Misdemeanor court filings for marijuana possession dropped dramatically statewide in 2013 after Washington voters approved Initiative 502 legalizing possession of up to one ounce of pot for people 21 and older.
The number of cases plummeted from 5,531 to 120. There were nearly 8,000 in 2009.
Closer to home, there were just 10 misdemeanor marijuana possession filings in Snohomish County in 2013, down from 306 the year before.
The numbers come from the ACLU of Washington, which filed a public records request with the Washington Administrative Office of the Courts and analyzed the data.
“Our major goal in supporting (I-502) was to seriously reduce the arrests for adults who simply possess marijuana for their own use,” said Doug Honig, an ACLU spokesman. “And clearly the data show that is happening.”
The data also show that the number of court filings for other drug offenses, including felony marijuana charges such as growing, selling, and possession of large quantities of pot, have stayed relatively constant.
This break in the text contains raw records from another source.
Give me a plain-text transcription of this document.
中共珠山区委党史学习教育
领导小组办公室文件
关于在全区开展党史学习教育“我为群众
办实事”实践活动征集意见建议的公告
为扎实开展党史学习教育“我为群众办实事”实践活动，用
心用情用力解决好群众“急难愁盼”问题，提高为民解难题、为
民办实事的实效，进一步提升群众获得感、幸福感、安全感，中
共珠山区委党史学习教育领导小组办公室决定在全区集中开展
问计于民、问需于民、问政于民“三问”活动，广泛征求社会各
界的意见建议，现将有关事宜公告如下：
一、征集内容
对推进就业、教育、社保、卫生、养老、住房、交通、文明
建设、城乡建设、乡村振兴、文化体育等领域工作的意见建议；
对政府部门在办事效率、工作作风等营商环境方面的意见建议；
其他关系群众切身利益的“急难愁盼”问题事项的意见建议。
Initiative 502 legalized possession of up to one ounce of marijuana for adults.
The new law allows law enforcement officers to focus more energy on violent and serious crimes, Honig said.
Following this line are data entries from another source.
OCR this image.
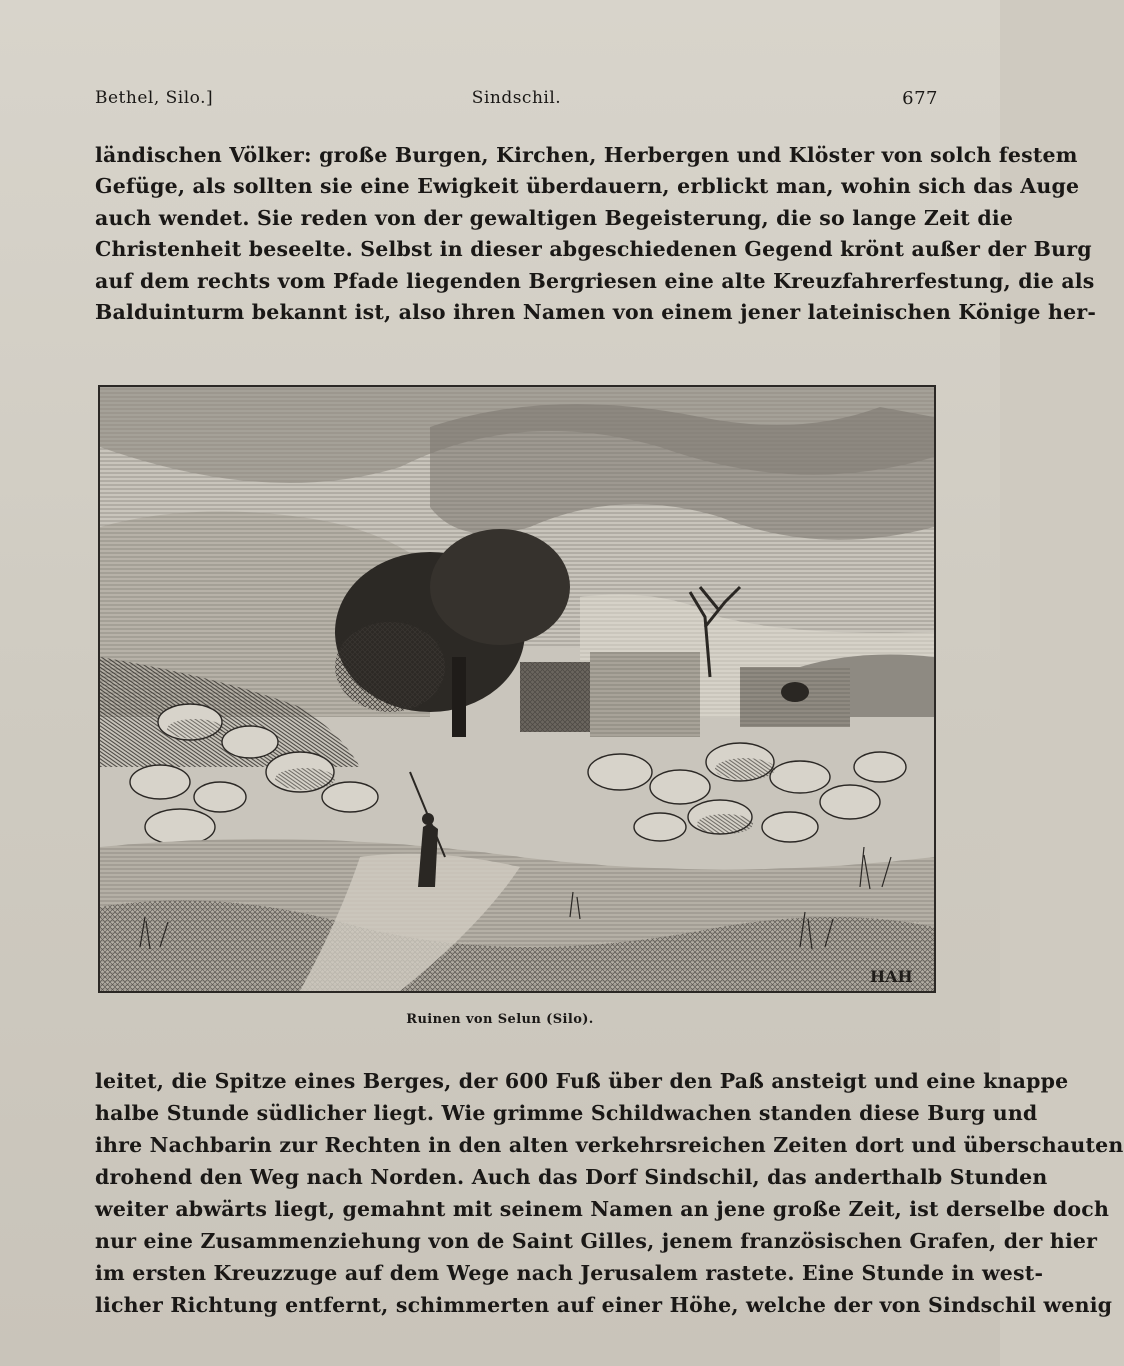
Bethel, Silo.]	Sindschil.	677
ländischen Völker: große Burgen, Kirchen, Herbergen und Klöster von solch festem
Gefüge, als sollten sie eine Ewigkeit überdauern, erblickt man, wohin sich das Auge
auch wendet. Sie reden von der gewaltigen Begeisterung, die so lange Zeit die
Christenheit beseelte. Selbst in dieser abgeschiedenen Gegend krönt außer der Burg
auf dem rechts vom Pfade liegenden Bergriesen eine alte Kreuzfahrerfestung, die als
Balduinturm bekannt ist, also ihren Namen von einem jener lateinischen Könige her-
HAH
Ruinen von Selun (Silo).
leitet, die Spitze eines Berges, der 600 Fuß über den Paß ansteigt und eine knappe
halbe Stunde südlicher liegt. Wie grimme Schildwachen standen diese Burg und
ihre Nachbarin zur Rechten in den alten verkehrsreichen Zeiten dort und überschauten
drohend den Weg nach Norden. Auch das Dorf Sindschil, das anderthalb Stunden
weiter abwärts liegt, gemahnt mit seinem Namen an jene große Zeit, ist derselbe doch
nur eine Zusammenziehung von de Saint Gilles, jenem französischen Grafen, der hier
im ersten Kreuzzuge auf dem Wege nach Jerusalem rastete. Eine Stunde in west-
licher Richtung entfernt, schimmerten auf einer Höhe, welche der von Sindschil wenig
Snohomish County Prosecutor Mark Roe said it has had a negligible impact on his office.
“With 502, I wasn’t waiting it out with bated breath,” Roe said. “We decided long ago that (prosecuting marijuana misdemeanors) wasn’t going to be one of our priorities. We had to decide what we were not going to focus on any more.”
The priorities in his office are prosecuting sex offenders, violent crime, drunken drivers and domestic violence, he said. Prosecutors do pursue a few marijuana cases when they involve large amounts.
Cmdr. Pat Slack, who leads the Snohomish County Drug and Gang Task Force, said the new law has had an effect on the work of his team of investigators.
It has made it harder “to roll up on a case,” he said. The term refers to the ability of detectives to gain information from people with small amounts of drugs to try to work their way up to large dealers toward the top of the pyramid.
Slack said he feels bad when people call and say they are troubled by a neighbor’s marijuana smoke.
“I have to tell them there is nothing I can do,” he said.
For now, the task force commander is waiting and watching as the state sorts out who gets licenses to sell marijuana and irons out rules overseeing its distribution.
Meanwhile, the task force remains plenty busy.
“We serve the public,” Slack said. “We don’t make the laws. All we do is enforce them. I’m concentrating my efforts more in the heroin area and more in cocaine area... Right now, you have to look at the manpower and taxpayer money and the taxpayers don’t want us to do” small marijuana cases.